A conciliator tries to negotiate the best possible settlement on behalf of the Commission and the Complainant. The difference between mediation and conciliation is that the conciliator, unlike the mediator, is an advocate for the Commission. There having been a finding of probable cause that discrimination has occurred, it is the conciliator's duty to try to negotiate not only a remedy for the Complainant, but also a change in any practices found to be discriminatory.

XI Iowa Civil Rights Commission Case Reports iv (1990-92)("Complaint Process").

22. Since conciliation is a completely voluntary, nonadjudicatory proceeding where the Commission has no power to deprive a party of property, see Iowa Code S 601A.15(3)(d)(1991), constitutional guarantees of due process are not implicated. See Estabrook v. Iowa Civil Rights Commission, 283 N.W.2d 306, 310 (Iowa 1979). "The requirements of due process apply only to the deprivation of interests encompassed by the fourteenth amendment's protection of liberty and property." Id. See also IOWA CONST. art. 1 S 9; SEC v. O'Brien, 467 U.S. 735, 742 (1984)(procedure which adjudicates no legal rights does not implicate due process).

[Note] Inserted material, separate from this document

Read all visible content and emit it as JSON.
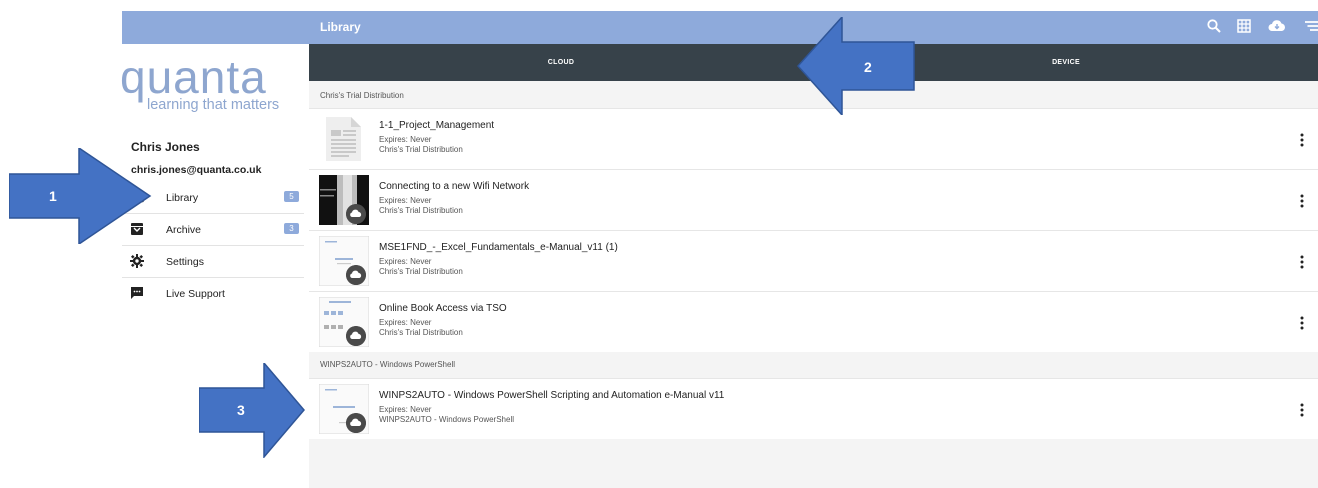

23. Neither communicating with the complainant nor relaying the complainant's proposals to the respondent prevents the Commission staff from making an independent judgment as to whether a full remedy is offered by the respondent. Under the Commission's rules, the Commission may close a case as being satisfactorily adjusted if, in its independent judgment, it believes a full remedy is offered. 161 IAC S 2.1(6)(d)(1992).

24. It is unnecessary to address the methods by which conciliation meetings may be held (i.e. in person meetings or other methods) as Respondent indicated its objections were not directed to that concern. (Reply Brief at 14). However, it should be noted that the statutory obligation of a party to meet to negotiate is fulfilled, even though no meeting has occurred, when the opposing party responds to invitations to negotiate by refusing to meet. Cf. In Re Alabama Symphony Assn., 155 B.R. 556, 576 (N.D. Ala. 1993)(bankruptcy debtor's obligation to meet with union prior to rejection of collective bargaining agreement was fulfilled when union refused to meet with debtor). To hold otherwise under this statute would give a respondent veto power over the Commission's ability to take a case to public hearing. See Iowa Code S 601A.15(3)(d) (1991)(setting time at which conciliation may be terminated at 30 days after the conciliation meeting with the respondent). It would be unreasonable to hold that the requirement for a conciliation meeting, however "meeting" is defined, is not fulfilled whenever a meeting is not held because the respondent refuses to negotiate or participate in such a meeting.

3. Ruling:

25. The Commission's staff acted in accordance with the law in its conciliation efforts with respect to all the actions objected to by Respondent. The Respondent also informed the Commission during the conciliation process that it was "unwilling to continue with the conciliation." Respondent's objection, therefore, is overruled.